Biz & IT —

“Estonian Mafia” looking for the next generation of entrepreneurs

Estonian VCs are excited for future, worried about demographics.

TALLINN, ESTONIA—While Estonia’s prowess in cyberconflict and cyberdefense has grown in recent years, so too has its startup scene. After all, Skype was created in Estonia in 2003 and was acquired by Microsoft for $8.5 billion last year.

Its success has inspired a new generation of Estonian startups, often collectively referred to on Twitter as the #estonianmafia, which were pitching themselves at the Latitude 59 conference held last week at Tallinn University of Technology. This university campus is also the location of Küberneetika, the Institute of Cybernetics, a Soviet-founded facility that dates back to the 1970s and became the first home of Skype decades later.

AngelList, a site that aims to link startups with venture capital, currently has 52 Estonian entries, which on a per capita basis, puts it as the number two country after the United States—not bad for a country with just 1.3 million people.

Among the speakers at Latitude 59 (full disclosure: I was a speaker, and my plane ticket and hotel were paid for by the organizers) were members of the Estonian old guard, including Allan Martinson, a well-known Estonia venture capitalist who during the emergent post-Soviet period in the 1990s was the founding CEO of the Baltic News Service and later the CEO of MicroLink, one of Estonia’s largest IT companies.

“I’ve been trying to analyze it,” Martinson said, attempting to understand the huge number of Estonian startups in recent years.

“There is no single reason.
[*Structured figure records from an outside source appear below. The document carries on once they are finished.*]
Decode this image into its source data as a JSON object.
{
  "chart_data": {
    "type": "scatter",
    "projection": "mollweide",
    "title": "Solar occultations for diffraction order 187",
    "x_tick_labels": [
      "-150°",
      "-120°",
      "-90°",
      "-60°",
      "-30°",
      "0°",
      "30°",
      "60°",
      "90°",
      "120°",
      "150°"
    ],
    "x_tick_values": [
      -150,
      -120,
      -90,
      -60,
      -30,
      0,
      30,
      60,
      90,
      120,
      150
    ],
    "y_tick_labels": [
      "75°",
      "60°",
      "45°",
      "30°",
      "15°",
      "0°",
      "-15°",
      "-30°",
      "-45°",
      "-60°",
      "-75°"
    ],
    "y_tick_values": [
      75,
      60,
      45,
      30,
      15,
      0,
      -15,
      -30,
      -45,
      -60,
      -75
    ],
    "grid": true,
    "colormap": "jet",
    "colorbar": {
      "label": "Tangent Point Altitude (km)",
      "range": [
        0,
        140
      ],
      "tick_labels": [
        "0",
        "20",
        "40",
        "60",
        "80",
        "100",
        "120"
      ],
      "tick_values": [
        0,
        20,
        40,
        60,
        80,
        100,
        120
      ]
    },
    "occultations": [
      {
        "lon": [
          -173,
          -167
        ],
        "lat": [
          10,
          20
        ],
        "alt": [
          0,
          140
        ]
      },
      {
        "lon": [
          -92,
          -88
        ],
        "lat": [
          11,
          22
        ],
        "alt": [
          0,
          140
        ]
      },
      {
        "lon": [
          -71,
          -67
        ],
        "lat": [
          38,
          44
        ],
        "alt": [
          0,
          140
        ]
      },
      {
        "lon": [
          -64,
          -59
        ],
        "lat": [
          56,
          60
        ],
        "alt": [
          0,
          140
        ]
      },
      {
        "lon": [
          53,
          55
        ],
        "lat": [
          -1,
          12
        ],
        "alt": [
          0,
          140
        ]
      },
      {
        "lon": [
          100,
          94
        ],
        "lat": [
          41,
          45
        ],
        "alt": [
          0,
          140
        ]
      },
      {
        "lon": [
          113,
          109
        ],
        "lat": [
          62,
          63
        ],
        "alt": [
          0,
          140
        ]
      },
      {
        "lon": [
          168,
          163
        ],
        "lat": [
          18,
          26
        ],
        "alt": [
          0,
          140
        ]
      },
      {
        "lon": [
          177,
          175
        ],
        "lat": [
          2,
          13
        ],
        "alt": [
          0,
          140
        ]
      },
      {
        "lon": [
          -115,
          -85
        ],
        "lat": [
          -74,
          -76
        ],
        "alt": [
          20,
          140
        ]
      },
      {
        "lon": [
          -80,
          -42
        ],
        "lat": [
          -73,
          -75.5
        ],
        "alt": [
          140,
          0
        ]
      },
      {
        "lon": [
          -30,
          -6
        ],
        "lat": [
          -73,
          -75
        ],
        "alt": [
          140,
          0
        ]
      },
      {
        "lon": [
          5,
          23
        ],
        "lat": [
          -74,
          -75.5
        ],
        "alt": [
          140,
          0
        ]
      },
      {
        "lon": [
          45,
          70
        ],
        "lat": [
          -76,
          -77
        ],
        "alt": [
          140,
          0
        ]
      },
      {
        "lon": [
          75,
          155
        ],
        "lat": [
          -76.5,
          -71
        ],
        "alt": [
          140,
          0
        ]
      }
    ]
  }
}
Perhaps when it really started about two to three years ago, it had something to do with the economic crisis, which influenced many people to leave their current jobs.”

He added that while it’s hard to prove directly, he speculated that many of the dozens of Estonian startups are “acts of desperation” to make money.

“Because if you're a guy in Estonia and if you're technically educated, you want to become rich. The only way to become rich in this country if you have a technical background is to launch your own company. You probably couldn’t become rich by working for somebody. It's difficult to get $150,000 salaries in Estonia, which is an exception as compared to Silicon Valley. Here, you can’t become rich as a salaryman, and you can’t become rich by just focusing on the Estonian market.”

Narrow firms, growing success

Martinson pointed to a few recent success cases, or companies that many people outside the tech industry probably haven’t heard of, as they focus on particular niche industry areas. If you prefer the startup jargon, they're B2B outfits.

These are companies like ZeroTurnaround, a Java development tools company, which has gone from zero to almost $10 million of revenue in three years; GrabCAD, an online community and social network for mechanical engineers; or Kinotehnik, a photographic equipment company that has drawn a fair amount of attention in filmmaking and photography.

“There are probably 50 to 70 startups which have emerged within the last two or three years,” Martinson added. “Around five to ten of them have grown to over $1 million in revenue, some even reaching $10 million. So most likely we will see one or two companies reaching $100 million size in about three to four years time, which is substantial. And if we reach $1 billion, we’ll be extremely lucky.”

Of course, he said that it took Skype six years to reach the billion-dollar threshold. But beyond entrepreneurship, there may be a much more fundamental obstacle to continuing with Estonia’s tech success.

“One very Estonian issue here is that in the early 1990s we had a big demographic slump,” Martinson said. “The birth rate went down. We used to have 20,000 births a year in 1989, which then dropped to 12,000. That means that now those people are becoming 20-22 years old, and we have the least number of really young people. That means that any company here in Estonia, especially a high-tech [company] that employs young people—they will experience much less choice in labor market and have access to fewer people who will become entrepreneurs.”